“Wintermas” is a peculiar pamphlet written by a member of that peculiar breed of men known as Canadian-Americans. Yes, he is a Canadian residing in California. The author is non-religious, probably an atheist. His pet project is to create a secular alternative to Christmas. Not being a neo-pagan, he doesn't believe Yule is a suitable alternative to Christmas. Nor does he like the Unitarian-Universalists. Their Christmas celebrations are apparently to somber and boring! Hence the need for a more radically secular celebration.
But how radically different is it really?
Wintermas seems to be a secularized version of two ancient Roman traditions: Saturnalia and the cult of Sol Invictus. The author argues that these traditions were somehow really secular, but that's unconvincing. The ancient didn't celebrate “the rebirth of the sun” for secular reasons – to them, Sol was a divinity! The author also wants to rewrite Christian Christmas carols with secular lyrics, keep the star in the top of the holiday tree (ahem, that's the Star of Bethlehem, you know), and even keep Santa Claus as part of his new holiday, strongly suggesting that his Wintermas is really a secularized version of both ancient paganism and Christianity…

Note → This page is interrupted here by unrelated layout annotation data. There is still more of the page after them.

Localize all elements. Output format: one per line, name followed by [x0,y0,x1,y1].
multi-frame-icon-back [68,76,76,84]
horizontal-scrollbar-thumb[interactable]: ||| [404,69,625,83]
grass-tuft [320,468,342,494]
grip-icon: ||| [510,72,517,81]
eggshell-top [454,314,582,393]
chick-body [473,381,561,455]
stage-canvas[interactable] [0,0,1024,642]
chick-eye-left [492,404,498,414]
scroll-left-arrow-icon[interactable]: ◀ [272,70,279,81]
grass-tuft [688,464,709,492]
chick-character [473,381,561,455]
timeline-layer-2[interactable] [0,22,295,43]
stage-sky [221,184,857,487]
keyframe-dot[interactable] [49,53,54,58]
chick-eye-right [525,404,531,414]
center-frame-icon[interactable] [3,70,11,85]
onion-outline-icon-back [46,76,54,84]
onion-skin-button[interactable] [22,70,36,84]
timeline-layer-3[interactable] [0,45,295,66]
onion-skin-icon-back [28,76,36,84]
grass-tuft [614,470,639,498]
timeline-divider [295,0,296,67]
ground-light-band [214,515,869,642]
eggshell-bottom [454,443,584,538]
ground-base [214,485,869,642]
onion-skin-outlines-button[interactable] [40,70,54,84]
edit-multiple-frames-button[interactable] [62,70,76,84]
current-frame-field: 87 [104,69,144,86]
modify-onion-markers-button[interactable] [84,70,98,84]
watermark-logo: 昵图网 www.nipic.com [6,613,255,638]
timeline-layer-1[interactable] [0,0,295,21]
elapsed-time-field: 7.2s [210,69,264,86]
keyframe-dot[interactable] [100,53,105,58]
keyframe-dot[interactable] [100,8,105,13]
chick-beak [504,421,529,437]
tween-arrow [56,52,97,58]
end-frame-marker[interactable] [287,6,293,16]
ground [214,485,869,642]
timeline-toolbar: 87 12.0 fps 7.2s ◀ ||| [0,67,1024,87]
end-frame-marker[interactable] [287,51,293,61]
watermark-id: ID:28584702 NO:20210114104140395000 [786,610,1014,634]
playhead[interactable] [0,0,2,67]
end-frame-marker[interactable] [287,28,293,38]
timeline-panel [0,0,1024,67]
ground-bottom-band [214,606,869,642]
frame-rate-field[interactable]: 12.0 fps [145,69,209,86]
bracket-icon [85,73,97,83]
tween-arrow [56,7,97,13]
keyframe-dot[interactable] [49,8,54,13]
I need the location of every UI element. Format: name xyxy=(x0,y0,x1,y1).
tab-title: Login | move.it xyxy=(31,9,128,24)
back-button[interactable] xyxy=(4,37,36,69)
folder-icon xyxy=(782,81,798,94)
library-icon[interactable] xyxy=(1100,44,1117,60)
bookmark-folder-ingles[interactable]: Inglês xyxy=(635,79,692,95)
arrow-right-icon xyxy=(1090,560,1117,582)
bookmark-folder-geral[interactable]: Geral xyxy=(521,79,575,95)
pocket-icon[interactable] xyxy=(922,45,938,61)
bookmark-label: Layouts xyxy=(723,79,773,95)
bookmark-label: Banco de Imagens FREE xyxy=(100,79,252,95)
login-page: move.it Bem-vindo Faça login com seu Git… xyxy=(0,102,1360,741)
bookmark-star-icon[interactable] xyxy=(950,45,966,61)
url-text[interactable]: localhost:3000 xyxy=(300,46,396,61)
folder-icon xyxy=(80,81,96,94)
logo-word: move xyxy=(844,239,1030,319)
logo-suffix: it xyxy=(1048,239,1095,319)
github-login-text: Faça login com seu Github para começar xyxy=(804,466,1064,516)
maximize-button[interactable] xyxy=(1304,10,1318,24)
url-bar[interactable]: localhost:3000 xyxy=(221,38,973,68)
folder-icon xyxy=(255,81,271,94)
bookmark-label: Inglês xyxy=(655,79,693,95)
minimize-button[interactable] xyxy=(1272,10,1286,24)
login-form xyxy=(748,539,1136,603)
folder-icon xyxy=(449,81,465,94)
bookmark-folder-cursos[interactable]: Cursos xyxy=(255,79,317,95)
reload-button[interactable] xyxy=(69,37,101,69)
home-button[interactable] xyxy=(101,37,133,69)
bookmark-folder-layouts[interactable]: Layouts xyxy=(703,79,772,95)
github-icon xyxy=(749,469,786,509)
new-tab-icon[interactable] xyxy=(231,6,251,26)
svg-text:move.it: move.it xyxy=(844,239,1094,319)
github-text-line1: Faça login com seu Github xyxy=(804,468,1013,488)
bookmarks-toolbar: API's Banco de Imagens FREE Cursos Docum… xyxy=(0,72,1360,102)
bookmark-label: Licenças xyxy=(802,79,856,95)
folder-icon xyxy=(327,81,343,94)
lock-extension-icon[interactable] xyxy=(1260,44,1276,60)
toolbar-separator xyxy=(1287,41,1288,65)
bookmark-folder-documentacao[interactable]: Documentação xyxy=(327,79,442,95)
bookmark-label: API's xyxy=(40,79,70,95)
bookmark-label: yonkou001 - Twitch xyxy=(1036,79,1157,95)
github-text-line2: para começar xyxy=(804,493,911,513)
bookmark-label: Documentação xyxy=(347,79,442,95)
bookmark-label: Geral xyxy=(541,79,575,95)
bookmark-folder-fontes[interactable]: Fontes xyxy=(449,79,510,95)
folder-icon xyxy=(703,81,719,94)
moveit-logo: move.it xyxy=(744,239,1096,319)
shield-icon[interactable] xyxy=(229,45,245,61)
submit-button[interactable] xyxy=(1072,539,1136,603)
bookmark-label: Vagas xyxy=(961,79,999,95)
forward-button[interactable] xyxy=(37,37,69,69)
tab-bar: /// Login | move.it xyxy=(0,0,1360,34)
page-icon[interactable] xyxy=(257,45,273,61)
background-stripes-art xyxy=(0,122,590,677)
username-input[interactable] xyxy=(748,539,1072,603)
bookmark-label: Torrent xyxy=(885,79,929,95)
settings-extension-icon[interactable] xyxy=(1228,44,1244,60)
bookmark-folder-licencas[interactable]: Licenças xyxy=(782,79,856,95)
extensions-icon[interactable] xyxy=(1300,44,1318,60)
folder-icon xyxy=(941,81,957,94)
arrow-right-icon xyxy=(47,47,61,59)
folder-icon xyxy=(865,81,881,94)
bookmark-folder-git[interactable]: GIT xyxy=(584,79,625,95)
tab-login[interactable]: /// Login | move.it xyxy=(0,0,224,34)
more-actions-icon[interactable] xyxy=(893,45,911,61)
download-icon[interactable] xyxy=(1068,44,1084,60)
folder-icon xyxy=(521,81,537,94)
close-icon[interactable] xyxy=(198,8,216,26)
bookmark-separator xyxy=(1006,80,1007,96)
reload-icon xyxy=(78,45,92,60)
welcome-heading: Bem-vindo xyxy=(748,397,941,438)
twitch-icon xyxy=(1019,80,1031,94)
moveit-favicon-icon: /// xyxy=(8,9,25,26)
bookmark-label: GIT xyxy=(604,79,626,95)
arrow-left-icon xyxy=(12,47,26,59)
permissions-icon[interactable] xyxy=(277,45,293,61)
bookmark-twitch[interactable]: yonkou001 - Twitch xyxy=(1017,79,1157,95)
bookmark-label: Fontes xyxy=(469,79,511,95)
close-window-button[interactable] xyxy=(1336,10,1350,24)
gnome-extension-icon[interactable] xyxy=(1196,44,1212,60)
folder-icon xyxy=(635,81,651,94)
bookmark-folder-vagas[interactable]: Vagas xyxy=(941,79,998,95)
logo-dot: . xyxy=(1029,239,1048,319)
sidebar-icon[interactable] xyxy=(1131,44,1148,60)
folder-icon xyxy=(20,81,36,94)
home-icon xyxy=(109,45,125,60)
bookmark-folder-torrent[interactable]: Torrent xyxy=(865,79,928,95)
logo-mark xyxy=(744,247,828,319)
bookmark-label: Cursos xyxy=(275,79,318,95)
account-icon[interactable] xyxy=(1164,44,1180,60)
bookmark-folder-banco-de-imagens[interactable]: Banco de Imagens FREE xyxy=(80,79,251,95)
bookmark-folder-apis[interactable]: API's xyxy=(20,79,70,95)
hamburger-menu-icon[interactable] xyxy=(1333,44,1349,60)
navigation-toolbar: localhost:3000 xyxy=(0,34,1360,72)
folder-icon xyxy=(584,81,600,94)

While there is nothing “wrong” with this, per se, I think it means that Wintermas will never really catch on, simply being a more pale-pink version of “the real thing” (and another front in the “liberal war against Christmas”). It's interesting to speculate why atheists would want to have a pale-pink version of Xmas in the first place. The author clearly wants a celebration that is imbued with “meaning”. Why does such a celebration end up simply secularizing old religious traditions? Perhaps this tells us something about human need for meaning…and religion.